My Lords, I am grateful for the general welcome that has been given to the Statement this afternoon. I am sure that the noble Lords, Lord George-Brown and Lord Shinwell, will not expect me to comment in general terms on what they say, except that I did agree with one and I did not agree with the other. On the more technical matters of the Statement, I should like to pick up one or two points that the noble Lord, Lord Shepherd, asked me. I know that he is worried about the position of New Zealand, and of course consultations are going on with that country because of the special conditions appertaining there. I also entirely take his point about the sugar countries. It is very important in these negotiations to make absolutely certain that not only does their standard of living not become in any way impaired but that, as he said, the cash and the work flow equally together.

So far as Gibraltar is concerned, my understanding is that as Gibraltar is a free port it is by their own wish that they prefer to remain outside the Customs Union. The noble Lord raised the question of Nigeria, and without notice I can only say that I think his point is correct. I believe that this is an alternative offered to them; but if I find I am wrong, I will let the noble Lord know. May I assure the noble Lord, Lord Gladwyn, that we will do our best in the months to come to put over our case with the greatest possible vigour, and of course any help that he can give us will be gratefully received.


My Lords, I am most grateful to the noble Marquess for his assurance that full consultations are going on with the New Zealand authorities. Could he put my disquiet fully at rest by answering the question I put to him the other day and which I intimated through the usual channels I would put here: were there consultations with the New Zealand authorities prior to the announcement of the import levy scheme?


My Lords, I can answer that question for the noble Lord. The answer is that there were no prior consultations. Advance warning was given and consultations have been going on ever since.


My Lords, in view of the failure of the noble Marquess to reply to any of my submissions, may I ask him whether the Chancellor of the Duchy has made any progress as regards the proposed political integration which I understand is one of the main objectives of a section only of the Conservative Party and which is only partly accepted by every member of Her Majesty's Government? Has any progress been made in that direction, and, if so, may we know about it? If the noble Marquess is not informed about the subject, can he give any indication when your Lordships' House will be informed?


My Lords, I certainly will undertake to keep the noble Lord informed on this matter. I cannot, I am afraid, give him any information to-day. I hope he will accept that.


My Lords, will the noble Marquess understand that the lights went out just at the right moment?


My Lords, while net sharing the starry-eyed attitude, the rather religious attitude in some ways, towards the Common Market of my noble friend Lord George-Brown and the noble Lord, Lord Gladwyn, may I ask the noble Marquess to stress, for those of us who do not share that attitude but still want to go in and negotiate and are with the Government and with the last Labour Government on this matter, that sugar is the test case in this issue?
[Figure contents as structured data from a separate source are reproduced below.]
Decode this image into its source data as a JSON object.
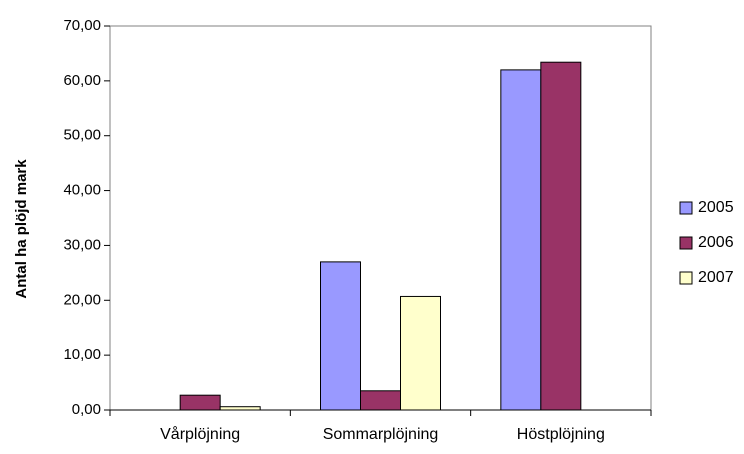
{
  "chart_data": {
    "type": "bar",
    "title": "",
    "xlabel": "",
    "ylabel": "Antal ha plöjd mark",
    "ylim": [
      0,
      70
    ],
    "yticks": [
      "0,00",
      "10,00",
      "20,00",
      "30,00",
      "40,00",
      "50,00",
      "60,00",
      "70,00"
    ],
    "ytick_values": [
      0,
      10,
      20,
      30,
      40,
      50,
      60,
      70
    ],
    "categories": [
      "Vårplöjning",
      "Sommarplöjning",
      "Höstplöjning"
    ],
    "series": [
      {
        "name": "2005",
        "color": "#9999ff",
        "values": [
          0,
          27,
          62
        ]
      },
      {
        "name": "2006",
        "color": "#993366",
        "values": [
          2.7,
          3.5,
          63.4
        ]
      },
      {
        "name": "2007",
        "color": "#ffffcc",
        "values": [
          0.6,
          20.7,
          0
        ]
      }
    ],
    "grid": false,
    "legend_position": "right"
  }
}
We do not want to beggar our Colonies, who produce sugar cheaply, while going into the Market.


My Lords, I can assure the noble Baroness that I will bear what she has said very deeply in mind.


My Lords, may I ask the noble Marquess whether he would not agree that if there is going to be any progress towards any kind of political federation, which seems to be so much dreaded by the noble Lord, Lord Shinwell, such progress can be made only with the full consent and approval of both Houses of Parliament of Great Britain?


My Lords, I quite agree.


My Lords, is the noble Marquess aware of what actually happened in another place on the occasion when a Division ensued on a debate? Is he aware of the vote by the so-called—I am not responsible; I have not invented the term—payroll section of the place; and would he forbear from taking too much notice of what the noble Lord, Lord Gladwyn, says?